We spent four weeks in Gombi town and proceeded to Markas, a forest in Sambisa near Talala village where we finally settled. Months later, the insurgents insisted I marry one of them, an offer I turned down. I gave in when they threatened to sell me off. That’s how I ended up married to Boko Haram ‘scholar’, Abu Hafsah for three years.
How did you escape?
The ideology clash between Shekau and Mamman Nur helped my people escape, because the strong members were too obsessed by it. In fact, Shekau killed many scholars who advocated for the Chibok Girls swap deal with government. Shekau and his followers still hold the belief that all Nigerians are infidels, except those who follow his path. While on the other hand, Mamman Nur and the learned people among the members opined that anybody that observes the five pillars of Islam is a Muslim.

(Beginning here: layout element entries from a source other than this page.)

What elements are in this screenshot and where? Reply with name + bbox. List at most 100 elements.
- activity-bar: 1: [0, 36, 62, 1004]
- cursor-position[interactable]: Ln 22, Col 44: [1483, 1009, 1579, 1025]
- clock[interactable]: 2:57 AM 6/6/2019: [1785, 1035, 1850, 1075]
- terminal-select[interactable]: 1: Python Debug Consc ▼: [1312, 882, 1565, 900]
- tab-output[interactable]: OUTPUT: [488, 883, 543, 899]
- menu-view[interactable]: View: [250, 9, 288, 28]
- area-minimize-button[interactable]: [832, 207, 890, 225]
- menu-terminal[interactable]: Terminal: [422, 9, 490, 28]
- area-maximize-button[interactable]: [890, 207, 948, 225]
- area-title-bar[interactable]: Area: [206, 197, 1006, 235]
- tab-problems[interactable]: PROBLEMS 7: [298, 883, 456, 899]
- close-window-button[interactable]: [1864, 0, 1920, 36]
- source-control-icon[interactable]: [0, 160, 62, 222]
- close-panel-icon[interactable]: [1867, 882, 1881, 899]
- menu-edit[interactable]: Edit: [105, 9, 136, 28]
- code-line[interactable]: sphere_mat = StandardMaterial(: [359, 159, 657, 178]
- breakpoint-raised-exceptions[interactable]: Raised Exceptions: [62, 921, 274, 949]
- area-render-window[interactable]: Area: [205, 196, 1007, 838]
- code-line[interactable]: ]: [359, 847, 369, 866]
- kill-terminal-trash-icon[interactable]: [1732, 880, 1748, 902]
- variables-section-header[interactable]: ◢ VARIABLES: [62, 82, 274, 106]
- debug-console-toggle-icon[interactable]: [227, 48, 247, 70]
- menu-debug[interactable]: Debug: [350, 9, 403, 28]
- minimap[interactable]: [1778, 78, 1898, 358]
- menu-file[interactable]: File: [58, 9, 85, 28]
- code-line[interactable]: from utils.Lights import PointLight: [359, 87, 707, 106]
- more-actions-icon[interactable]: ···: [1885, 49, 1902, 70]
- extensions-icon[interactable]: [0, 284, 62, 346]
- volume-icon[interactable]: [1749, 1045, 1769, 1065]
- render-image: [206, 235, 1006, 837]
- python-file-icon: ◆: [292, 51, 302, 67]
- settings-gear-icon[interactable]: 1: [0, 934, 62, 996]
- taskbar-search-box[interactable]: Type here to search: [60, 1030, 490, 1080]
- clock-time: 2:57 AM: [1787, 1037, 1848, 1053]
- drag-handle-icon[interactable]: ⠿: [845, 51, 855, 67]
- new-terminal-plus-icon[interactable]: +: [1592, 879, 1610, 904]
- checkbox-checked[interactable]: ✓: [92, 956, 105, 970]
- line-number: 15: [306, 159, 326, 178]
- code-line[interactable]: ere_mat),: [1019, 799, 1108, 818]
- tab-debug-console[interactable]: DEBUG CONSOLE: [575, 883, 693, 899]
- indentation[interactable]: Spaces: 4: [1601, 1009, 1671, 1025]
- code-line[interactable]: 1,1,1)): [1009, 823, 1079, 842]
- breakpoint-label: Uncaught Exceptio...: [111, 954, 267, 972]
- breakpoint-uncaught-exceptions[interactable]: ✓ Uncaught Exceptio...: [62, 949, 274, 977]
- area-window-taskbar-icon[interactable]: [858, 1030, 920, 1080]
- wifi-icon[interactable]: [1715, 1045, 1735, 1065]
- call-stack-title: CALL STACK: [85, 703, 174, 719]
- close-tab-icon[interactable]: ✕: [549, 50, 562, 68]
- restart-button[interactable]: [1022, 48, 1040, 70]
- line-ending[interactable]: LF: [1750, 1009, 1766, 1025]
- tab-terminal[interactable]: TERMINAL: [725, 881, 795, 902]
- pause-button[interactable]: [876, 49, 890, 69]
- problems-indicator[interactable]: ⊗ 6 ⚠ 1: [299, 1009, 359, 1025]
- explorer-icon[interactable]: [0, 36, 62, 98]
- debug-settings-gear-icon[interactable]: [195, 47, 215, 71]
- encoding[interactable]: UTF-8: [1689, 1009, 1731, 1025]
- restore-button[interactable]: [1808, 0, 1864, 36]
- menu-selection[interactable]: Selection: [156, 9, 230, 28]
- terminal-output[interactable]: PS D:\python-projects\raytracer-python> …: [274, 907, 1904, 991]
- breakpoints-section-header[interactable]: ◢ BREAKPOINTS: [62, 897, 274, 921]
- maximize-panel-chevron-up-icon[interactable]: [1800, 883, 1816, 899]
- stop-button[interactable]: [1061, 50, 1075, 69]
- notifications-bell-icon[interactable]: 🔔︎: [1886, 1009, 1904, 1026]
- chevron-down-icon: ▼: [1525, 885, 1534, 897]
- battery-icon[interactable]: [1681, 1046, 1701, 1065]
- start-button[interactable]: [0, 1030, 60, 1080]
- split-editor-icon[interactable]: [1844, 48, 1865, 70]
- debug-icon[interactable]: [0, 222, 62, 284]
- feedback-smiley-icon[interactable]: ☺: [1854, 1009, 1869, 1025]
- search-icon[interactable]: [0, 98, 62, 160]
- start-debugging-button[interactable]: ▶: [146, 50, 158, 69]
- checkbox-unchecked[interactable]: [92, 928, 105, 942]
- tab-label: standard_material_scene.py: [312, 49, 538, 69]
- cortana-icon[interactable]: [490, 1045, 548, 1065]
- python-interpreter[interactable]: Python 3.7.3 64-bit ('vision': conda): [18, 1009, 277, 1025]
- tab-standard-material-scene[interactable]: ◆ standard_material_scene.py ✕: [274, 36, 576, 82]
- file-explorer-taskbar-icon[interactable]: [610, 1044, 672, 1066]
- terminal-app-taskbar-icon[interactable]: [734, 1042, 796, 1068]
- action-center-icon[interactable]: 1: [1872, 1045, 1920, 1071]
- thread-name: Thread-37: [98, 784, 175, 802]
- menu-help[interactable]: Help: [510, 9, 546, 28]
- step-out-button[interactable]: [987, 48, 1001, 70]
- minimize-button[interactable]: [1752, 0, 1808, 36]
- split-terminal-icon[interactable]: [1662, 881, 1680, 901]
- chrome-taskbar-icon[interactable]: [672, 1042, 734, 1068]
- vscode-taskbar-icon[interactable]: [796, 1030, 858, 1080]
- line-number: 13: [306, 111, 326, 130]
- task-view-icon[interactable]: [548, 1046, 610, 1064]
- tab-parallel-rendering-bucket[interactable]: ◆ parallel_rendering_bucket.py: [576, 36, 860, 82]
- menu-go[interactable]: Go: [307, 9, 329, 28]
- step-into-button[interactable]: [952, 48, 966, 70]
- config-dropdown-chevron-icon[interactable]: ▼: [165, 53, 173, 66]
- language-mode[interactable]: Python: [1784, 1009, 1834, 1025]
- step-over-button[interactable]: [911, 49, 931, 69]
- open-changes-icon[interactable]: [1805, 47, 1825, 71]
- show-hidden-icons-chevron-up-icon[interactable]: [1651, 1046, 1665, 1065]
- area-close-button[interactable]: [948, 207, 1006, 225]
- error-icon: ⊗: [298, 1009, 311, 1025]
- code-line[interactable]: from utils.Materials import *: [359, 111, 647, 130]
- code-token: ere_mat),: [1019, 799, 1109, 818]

You said Shekau killed many in cold blood…
Yes. My husband, who is also a scholar, was against the killings, so he supported Mamman Nur. One day, he confided in me his plan to defect. Unfortunately, some militants came in the night and told him that Shekau ordered them to pick him. He woke me up and handed his new phone to me, and advised me to sell it and escape with the children because Shekau is going to kill him.
Weeks later, Shekau sent his fighters to kill all the men in Markas, because they rebelled. It was a major battle, but luckily our men defeated Shekau’s. After that incident, our men joined Mamman Nur, and we were taken to Gwangon area, very close to Damboa town. The persecution became worse after Albaghdadi announced his support for Mamman Nur. Shekau refused to back down, that Albaghdadi is also an infidel, and threatened that he will not spare even women and children in the forest.
Many of us panicked when he made that statement. I told the other women my intention to escape, but none of them bought the idea. They warned that vigilantes are everywhere in the bush, and they would be cruel if found that I escaped from Boko Haram. But I’d already made up my mind. About 11:30pm, I backed my child and took the bush path with my four children. We trekked for about four hours, then came across five insurgents. They helped me identify the proper route Buni Yadi. As we spoke, vigilantes sprang out of nowhere and shot one of them dead. I didn’t run, but my son ran with the escaping insurgents. I still can’t find him.
Had you ever been to Sambisa Forest, before the ideology crisis?
Yes, we went there after the army dislodged us from Buni Yadi. At that time, Markas was not a safe place, so we went to Sambisa. We spent some weeks but Shekau refused to talk to us, so we went back to Markas.
Were you able to see the Chibok girls?
Yes, but most of them were sold off as slaves. Some were married off, and others imprisoned. One of them lived in a room next to mine. She wanted to escape, but I couldn’t help her then.
Were you there when Shekau demanded for Chibok Girls swap?
Actually, it was Mamman Nur who tried to bargain for the Boko Haram scholars. But Shekau is the one keeping the Chibok Girls. He kicked against the idea, and threatened to kill the girls if it came to that. My husband told me before he was killed that Shekau will not release the Chibok Girls.